Le robot conversationnel ChatGPT suscite autant de fantasmes que d'inquiétudes légitimes. Qu’aurait pensé Socrate de cette intelligence artificielle, lui qui refusait d’écrire ? 

Le fait d’écrire et d’engranger des connaissances est consubstantiel à l’humain. Mais voilà désormais que tout le monde se prend de passion pour l’outil conversationnel ChatGPT (Generative Pre-trained Transformer), avec le désir et l’angoisse que les « intelligences artificielles » (IA) puissent en savoir plus que les humains. Comme s’il était inéluctable que nous allions massivement basculer dans l’univers de l’automatisation généralisée de notre vie cognitive, politique ou sociale.
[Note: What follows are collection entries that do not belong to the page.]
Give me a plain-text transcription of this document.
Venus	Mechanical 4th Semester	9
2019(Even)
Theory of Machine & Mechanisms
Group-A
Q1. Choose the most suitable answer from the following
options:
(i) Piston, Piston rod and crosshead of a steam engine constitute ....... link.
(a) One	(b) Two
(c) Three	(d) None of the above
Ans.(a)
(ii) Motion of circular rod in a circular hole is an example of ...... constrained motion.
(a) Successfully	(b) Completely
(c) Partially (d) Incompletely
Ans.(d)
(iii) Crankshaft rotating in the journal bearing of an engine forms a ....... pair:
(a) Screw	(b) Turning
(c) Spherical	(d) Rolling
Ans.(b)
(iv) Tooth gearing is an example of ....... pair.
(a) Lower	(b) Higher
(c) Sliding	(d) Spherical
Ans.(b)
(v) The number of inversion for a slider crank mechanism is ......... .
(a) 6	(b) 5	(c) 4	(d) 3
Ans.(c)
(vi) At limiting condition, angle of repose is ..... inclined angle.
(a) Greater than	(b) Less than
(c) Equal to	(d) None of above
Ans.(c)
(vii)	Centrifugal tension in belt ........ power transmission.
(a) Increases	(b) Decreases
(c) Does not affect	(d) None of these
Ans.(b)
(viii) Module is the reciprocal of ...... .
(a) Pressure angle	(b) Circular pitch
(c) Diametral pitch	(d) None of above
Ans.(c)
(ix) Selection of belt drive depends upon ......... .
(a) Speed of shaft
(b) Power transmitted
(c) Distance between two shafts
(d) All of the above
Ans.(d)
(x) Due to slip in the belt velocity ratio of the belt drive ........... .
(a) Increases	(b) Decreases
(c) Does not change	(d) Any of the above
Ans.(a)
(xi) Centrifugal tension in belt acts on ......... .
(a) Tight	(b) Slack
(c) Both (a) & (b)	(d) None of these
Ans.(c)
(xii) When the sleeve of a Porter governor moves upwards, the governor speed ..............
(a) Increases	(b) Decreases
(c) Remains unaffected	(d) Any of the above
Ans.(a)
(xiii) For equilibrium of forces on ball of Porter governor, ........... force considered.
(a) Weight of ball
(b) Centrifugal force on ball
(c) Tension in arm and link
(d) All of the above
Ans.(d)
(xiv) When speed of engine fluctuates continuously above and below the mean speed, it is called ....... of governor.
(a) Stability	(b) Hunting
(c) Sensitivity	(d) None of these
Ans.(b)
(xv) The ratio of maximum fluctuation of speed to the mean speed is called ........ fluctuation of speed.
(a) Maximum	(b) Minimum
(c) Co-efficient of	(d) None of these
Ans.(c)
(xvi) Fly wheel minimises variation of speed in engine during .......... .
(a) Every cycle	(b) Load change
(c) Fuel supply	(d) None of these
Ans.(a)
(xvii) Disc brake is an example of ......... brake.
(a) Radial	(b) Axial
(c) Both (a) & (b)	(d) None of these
Ce que permet ce système d’IA est en effet très séduisant, dans une société où l’impatience tend à devenir la norme : sa principale fonction étant de générer du texte pour répondre aux requêtes de tout un chacun, les plus sérieuses comme les plus saugrenues.

Cette machine textuelle repose sur un pouvoir essentiellement quantitatif, un peu comme une pêche industrielle, les eaux profondes étant désormais celles d’Internet, avec des algorithmes agissant de manière tout aussi massive qu’indistincte. En traitant une somme considérable de données et de connaissances disponibles sur la toile, cet instrument aboutit à une forme textuelle assez convaincante. Mais le débat à l’égard d’un tel outil pose plus de questions sur ce qui définit notre humanité que sur la perspective d’un grand remplacement de l’humain par des machines.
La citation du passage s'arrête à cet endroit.